Keynote Address: Mary Gordon

A Thousand Cups of Tea

Bio: Mary Gordon has been developing school-based Family Literacy and parenting programs since the early 1980s, and currently administrates Parenting and Family Literacy Programs with the Toronto District School Board. Her classroom-based parenting course, Roots of Empathy, is used throughout the country, and her models and programs have received international recognition.

Family Literacy

Family literacy is the beginning of lifelong literacy. It is the ground zero against which children measure everything else in their lives. Working with families is the most effective way of raising literacy levels. By doing this, we prepare rather than repair. School systems are frantically in repair mode because we haven't prepared children and families. We haven't recognized at a visceral level that it is the family who gives children the attitude; 'I think I can, I think I can'. And without that 'little engine' attitude, those little engines have an uphill battle all their lives. We have to help our children feel that they can do it and want to do it. That doesn't come from teachers in classrooms, it comes from the loving relationships that exist in the home. Our role is to help those relationships. It will take a thousand cups of tea to reach many of our families but that tea will sweeten life.

The experiences of children in the earliest years of life are more predictive of their success than all of the things that we do in the interim, so it's important to get it right from the beginning. The family literacy movement gives us insights into how to help families steer their children. We do this work because families care, more than anybody else, about their children. The family is the absolute cell, the core building block of society, and significant change happens through them.

Family literacy is not about instruction per se. It's about helping families positively influence their children's outcomes with literacy. Our most vulnerable children are the children who live in poverty and those are the families most difficult to reach. If you push a vulnerable family too hard though, you lose them and they don't come back. Children have to show up in schools; families don't have to do anything. If they are social-worked rather than empowered, they won't come back.

Government Policy and Family Literacy

You don't hear the word 'caring' in social policy issues but caring is basic to any society.

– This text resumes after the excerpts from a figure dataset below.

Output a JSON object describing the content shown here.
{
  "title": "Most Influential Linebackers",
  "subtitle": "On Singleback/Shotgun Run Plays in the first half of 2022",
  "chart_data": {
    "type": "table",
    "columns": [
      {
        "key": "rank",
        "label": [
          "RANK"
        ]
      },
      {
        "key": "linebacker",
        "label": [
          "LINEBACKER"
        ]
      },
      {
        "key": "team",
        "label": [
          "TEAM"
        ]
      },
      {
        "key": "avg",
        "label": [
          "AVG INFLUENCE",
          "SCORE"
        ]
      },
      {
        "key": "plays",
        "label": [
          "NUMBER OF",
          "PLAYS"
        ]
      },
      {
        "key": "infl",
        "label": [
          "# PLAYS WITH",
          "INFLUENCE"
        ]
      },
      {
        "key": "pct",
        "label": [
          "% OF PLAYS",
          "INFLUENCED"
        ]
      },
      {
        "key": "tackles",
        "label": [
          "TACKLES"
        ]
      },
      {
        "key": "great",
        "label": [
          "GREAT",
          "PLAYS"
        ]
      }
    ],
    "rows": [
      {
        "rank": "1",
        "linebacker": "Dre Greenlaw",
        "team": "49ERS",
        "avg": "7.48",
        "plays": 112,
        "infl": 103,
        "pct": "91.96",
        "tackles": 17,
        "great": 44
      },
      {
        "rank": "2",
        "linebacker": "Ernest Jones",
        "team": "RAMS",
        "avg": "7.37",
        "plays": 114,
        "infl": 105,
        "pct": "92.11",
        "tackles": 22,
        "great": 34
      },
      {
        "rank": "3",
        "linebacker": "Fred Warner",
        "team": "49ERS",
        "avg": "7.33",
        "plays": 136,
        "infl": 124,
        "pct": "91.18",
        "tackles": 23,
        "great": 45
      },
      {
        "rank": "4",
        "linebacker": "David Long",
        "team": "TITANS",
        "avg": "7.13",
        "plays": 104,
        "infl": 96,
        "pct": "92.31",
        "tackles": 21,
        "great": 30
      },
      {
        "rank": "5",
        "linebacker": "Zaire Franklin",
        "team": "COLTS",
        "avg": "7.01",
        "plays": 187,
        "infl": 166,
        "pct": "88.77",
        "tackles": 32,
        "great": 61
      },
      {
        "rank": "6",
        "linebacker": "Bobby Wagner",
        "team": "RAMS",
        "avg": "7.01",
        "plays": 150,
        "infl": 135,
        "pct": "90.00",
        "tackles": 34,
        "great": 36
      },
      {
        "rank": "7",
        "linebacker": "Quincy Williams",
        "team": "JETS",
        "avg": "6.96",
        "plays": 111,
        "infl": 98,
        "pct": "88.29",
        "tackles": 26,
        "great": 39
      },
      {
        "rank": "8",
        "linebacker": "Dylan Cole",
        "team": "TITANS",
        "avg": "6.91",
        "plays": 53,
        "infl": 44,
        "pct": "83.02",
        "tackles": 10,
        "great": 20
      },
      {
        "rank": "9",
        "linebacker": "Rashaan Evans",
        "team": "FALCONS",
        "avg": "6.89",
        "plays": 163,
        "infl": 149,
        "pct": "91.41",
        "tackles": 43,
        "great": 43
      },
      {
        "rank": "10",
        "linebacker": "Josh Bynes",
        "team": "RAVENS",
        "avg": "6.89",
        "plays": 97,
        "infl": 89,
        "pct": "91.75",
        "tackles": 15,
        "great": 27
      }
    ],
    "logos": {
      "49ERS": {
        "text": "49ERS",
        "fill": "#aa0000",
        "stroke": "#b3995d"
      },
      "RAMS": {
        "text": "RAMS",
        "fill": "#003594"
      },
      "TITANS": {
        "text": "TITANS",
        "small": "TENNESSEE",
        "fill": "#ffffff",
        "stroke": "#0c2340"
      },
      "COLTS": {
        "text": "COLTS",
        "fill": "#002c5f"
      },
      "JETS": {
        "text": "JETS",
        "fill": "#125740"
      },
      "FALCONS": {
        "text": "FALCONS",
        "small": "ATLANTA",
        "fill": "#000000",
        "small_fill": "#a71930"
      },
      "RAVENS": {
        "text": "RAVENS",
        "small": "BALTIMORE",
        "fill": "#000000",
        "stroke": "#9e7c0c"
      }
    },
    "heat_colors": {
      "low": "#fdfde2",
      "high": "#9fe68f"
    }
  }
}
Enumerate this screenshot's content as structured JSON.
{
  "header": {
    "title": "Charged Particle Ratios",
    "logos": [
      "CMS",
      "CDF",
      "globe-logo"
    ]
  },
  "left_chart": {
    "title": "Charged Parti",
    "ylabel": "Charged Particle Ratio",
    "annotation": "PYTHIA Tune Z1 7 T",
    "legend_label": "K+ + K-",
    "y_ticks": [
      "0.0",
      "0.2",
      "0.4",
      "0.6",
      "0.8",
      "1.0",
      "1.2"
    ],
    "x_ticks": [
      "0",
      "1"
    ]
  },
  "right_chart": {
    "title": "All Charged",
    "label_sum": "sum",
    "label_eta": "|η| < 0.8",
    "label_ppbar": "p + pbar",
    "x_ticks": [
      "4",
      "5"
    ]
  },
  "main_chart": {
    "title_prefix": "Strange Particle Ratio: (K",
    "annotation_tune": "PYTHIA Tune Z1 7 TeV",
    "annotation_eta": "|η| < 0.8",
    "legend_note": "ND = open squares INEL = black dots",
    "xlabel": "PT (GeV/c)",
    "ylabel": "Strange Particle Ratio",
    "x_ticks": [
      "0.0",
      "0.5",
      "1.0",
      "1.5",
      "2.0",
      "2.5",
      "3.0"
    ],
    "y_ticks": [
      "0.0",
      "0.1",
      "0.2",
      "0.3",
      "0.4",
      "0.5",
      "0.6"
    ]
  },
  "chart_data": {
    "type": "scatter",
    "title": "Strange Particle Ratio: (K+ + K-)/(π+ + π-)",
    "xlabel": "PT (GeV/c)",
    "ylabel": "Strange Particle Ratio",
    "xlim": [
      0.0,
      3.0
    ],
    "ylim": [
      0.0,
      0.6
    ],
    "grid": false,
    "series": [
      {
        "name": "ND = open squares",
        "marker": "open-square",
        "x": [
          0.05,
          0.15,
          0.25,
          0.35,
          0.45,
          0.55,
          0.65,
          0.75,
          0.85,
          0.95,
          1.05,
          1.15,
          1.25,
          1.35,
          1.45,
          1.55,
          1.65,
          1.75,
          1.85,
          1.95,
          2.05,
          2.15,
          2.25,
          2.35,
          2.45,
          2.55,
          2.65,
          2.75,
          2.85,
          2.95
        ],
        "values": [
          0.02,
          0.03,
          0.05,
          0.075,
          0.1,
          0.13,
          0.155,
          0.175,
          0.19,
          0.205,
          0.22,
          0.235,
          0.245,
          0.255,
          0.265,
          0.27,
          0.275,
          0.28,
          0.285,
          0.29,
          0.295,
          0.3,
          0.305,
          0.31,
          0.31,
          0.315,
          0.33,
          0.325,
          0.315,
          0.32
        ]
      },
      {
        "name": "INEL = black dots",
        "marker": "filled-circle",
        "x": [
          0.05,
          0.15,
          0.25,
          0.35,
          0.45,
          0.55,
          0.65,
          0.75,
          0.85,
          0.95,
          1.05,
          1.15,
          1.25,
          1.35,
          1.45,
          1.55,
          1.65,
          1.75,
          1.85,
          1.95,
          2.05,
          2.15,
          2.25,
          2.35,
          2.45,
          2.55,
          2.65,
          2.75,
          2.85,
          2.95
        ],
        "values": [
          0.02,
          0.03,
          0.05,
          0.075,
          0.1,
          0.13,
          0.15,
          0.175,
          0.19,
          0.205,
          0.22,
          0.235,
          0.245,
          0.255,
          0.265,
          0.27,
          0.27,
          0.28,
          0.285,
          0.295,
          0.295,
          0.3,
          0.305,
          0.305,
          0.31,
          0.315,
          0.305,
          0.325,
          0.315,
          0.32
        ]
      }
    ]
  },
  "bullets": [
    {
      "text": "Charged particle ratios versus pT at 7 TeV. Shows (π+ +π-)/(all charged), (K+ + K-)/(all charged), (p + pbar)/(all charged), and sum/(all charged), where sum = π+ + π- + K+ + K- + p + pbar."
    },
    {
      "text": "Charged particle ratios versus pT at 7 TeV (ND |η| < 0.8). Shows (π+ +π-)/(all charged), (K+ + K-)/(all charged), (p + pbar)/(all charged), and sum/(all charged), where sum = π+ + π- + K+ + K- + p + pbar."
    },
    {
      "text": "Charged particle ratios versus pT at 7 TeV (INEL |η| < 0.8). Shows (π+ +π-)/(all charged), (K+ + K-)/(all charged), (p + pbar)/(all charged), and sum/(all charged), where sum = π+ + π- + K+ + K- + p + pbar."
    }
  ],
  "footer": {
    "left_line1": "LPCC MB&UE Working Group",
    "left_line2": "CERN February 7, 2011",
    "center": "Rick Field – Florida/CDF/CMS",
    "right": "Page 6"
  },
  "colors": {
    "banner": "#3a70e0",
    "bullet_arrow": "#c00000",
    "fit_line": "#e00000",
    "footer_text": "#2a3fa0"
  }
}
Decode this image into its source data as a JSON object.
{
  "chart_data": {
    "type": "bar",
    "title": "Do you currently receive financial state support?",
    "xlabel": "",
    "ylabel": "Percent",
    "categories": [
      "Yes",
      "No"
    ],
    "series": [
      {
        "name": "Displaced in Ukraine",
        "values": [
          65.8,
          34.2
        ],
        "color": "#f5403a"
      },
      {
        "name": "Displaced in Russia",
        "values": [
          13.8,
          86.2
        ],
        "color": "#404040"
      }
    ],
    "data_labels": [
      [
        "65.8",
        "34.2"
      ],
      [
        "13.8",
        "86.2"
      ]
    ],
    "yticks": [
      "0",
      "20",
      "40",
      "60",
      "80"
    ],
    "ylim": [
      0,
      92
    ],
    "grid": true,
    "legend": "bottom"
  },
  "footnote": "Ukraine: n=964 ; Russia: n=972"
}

If we don't care, it's going to be difficult to create social policies that have any real significance.

It is unconscionable in a country with the richness of Canada that there is one child who goes to bed hungry, or one family that cannot buy a book for their child, or one family so exhausted from providing for their children that they don't have the energy to listen to them or speak with them. We need to hear our children's dreams. Children who don't have anyone to listen to their dreams stop dreaming.